Hamas Prof Caught Through Phone Calls
An interesting report on the trial in Chicago of Abdelhaleem Ashqar and Muhammad Salah, charged with fundraising for Hamas in the United States: Student was terrorist, prosecutor says. (Hat tip: IRIS Blog.)
CHICAGO - A graduate student living in Mississippi was an important Hamas terrorist leader directing thousands of dollars to families of members who were jailed or killed, a prosecutor said Tuesday in closing arguments of the trial of two accused militants.
“He’s Hamas, and he’s assisting the murderous terrorist activities of Hamas,” Assistant U.S. Attorney Joseph M. Ferguson told jurors, pointing at Abdelhaleem Ashqar, who was a graduate student at the University of Mississippi in the early 1990s. It was the second day of Ferguson’s closing argument.
Ashqar, 48, later an assistant professor of business at Washington’s Howard University, is accused along with former Chicago grocer Muhammad Salah, 53, of being a high-ranking member of the Hamas terrorist network. …
Federal agents found that Ashqar spoke on his telephone 568 times in several years with Mousa Abu Marzook, an alleged top Hamas leader who also is charged in the case and is a fugitive believed to be living in Syria.
Here’s an excellent demonstration that monitoring phone communications with terrorists in foreign countries is a vital tool in the fight against militant Islam. But mainstream media and the American left wing have done everything possible to delegitimize and damage this tool.
And another interesting note to this story: the Hamas terrorist with whom Ashqar communicated, Mousa Abu Marzook, is also connected to the Council on American Islamic Relations (CAIR).

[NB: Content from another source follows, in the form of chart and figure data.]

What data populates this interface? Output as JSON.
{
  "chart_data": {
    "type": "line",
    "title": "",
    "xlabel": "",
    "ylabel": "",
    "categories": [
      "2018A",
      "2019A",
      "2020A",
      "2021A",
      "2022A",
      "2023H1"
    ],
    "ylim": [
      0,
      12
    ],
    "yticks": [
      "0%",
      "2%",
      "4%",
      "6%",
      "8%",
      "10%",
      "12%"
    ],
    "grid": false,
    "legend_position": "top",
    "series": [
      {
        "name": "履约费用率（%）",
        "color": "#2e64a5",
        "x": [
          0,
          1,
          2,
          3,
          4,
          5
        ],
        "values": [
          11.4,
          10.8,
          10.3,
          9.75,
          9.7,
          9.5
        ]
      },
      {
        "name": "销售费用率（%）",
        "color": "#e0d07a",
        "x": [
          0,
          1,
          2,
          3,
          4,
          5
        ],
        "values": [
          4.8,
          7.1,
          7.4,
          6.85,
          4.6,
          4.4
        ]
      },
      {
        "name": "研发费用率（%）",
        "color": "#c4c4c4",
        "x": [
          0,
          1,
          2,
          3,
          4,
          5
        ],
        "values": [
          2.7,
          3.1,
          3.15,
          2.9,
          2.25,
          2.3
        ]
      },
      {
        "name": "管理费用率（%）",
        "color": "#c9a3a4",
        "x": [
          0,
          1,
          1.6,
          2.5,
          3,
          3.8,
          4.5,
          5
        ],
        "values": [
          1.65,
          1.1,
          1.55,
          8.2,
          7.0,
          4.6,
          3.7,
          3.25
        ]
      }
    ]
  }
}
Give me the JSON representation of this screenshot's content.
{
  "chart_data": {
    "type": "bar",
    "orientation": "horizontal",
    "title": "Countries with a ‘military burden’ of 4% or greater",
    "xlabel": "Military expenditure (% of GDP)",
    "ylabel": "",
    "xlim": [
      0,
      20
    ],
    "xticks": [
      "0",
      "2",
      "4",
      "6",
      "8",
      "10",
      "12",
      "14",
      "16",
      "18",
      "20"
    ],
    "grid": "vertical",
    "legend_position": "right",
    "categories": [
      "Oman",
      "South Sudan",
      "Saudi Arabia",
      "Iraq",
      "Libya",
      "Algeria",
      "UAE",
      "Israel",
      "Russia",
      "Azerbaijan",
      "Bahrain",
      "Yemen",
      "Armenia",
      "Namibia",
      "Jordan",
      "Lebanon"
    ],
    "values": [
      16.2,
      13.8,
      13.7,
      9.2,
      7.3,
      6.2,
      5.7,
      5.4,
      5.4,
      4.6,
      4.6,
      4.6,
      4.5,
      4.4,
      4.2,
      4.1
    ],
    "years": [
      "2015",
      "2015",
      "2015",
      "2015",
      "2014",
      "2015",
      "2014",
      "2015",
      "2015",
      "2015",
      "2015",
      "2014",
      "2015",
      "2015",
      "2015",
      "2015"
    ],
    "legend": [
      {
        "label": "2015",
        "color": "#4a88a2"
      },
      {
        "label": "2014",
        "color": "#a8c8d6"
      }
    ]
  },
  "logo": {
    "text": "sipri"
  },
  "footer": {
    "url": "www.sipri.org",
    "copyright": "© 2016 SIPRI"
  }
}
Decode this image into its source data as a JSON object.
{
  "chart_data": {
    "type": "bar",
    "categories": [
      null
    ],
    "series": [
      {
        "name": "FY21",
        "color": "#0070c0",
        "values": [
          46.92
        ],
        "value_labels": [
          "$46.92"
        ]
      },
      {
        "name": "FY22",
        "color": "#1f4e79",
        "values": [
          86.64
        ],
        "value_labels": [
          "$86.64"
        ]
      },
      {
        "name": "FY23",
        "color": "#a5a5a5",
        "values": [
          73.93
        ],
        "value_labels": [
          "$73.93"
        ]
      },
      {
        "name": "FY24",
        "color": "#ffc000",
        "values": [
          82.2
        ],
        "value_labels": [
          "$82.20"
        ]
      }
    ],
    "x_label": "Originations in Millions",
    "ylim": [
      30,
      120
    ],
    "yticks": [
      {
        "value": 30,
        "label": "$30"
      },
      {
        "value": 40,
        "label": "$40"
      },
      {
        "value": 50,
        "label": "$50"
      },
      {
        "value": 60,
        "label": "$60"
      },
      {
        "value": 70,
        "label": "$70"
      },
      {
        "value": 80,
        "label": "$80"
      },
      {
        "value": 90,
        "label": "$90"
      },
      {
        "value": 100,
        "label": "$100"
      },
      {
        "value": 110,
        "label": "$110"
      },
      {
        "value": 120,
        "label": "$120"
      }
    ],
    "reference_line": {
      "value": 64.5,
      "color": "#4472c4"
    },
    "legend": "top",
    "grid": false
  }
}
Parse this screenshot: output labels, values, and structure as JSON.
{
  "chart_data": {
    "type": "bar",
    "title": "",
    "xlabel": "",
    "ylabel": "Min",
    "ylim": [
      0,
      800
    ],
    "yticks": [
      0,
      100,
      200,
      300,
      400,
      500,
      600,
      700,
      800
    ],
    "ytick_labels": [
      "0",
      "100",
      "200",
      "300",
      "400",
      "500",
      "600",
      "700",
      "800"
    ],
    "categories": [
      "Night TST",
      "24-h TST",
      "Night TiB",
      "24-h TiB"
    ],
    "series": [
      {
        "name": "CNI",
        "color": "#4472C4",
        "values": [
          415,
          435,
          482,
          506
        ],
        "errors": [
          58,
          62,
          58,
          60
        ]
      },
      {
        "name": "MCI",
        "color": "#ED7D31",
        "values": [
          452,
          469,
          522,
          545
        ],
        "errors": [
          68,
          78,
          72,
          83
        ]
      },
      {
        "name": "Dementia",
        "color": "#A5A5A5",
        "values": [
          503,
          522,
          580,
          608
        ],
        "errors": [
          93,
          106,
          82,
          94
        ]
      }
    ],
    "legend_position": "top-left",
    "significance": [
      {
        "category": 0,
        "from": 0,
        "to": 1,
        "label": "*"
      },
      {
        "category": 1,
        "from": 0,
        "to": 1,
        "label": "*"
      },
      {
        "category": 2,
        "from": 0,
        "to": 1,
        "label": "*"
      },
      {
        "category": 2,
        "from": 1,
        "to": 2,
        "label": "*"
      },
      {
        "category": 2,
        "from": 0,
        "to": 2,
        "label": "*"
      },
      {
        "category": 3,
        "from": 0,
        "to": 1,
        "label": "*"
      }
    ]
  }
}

Ghassan Elashi, the founder of CAIR’s Texas chapter, has a long history of funding terrorism. First, he was convicted in July 2004, with his four brothers, of having illegally shipped computers from their Dallas-area business, InfoCom Corporation, to two designated state-sponsors of terrorism, Libya and Syria. Second, he and two brothers were convicted in April 2005 of knowingly doing business with Mousa Abu Marzook, a senior Hamas leader, whom the U.S. State Department had in 1995 declared a “specially designated terrorist.” Elashi was convicted of all twenty-one counts with which he was charged, including conspiracy, money laundering, and dealing in the property of a designated terrorist. Third, he was charged in July 2004 with providing more than $12.4 million to Hamas while he was running the Holy Land Foundation for Relief and Development, America’s largest Islamic charity. When the U.S. government shuttered Holy Land Foundation in late 2001, CAIR characterized this move as “unjust” and “disturbing.”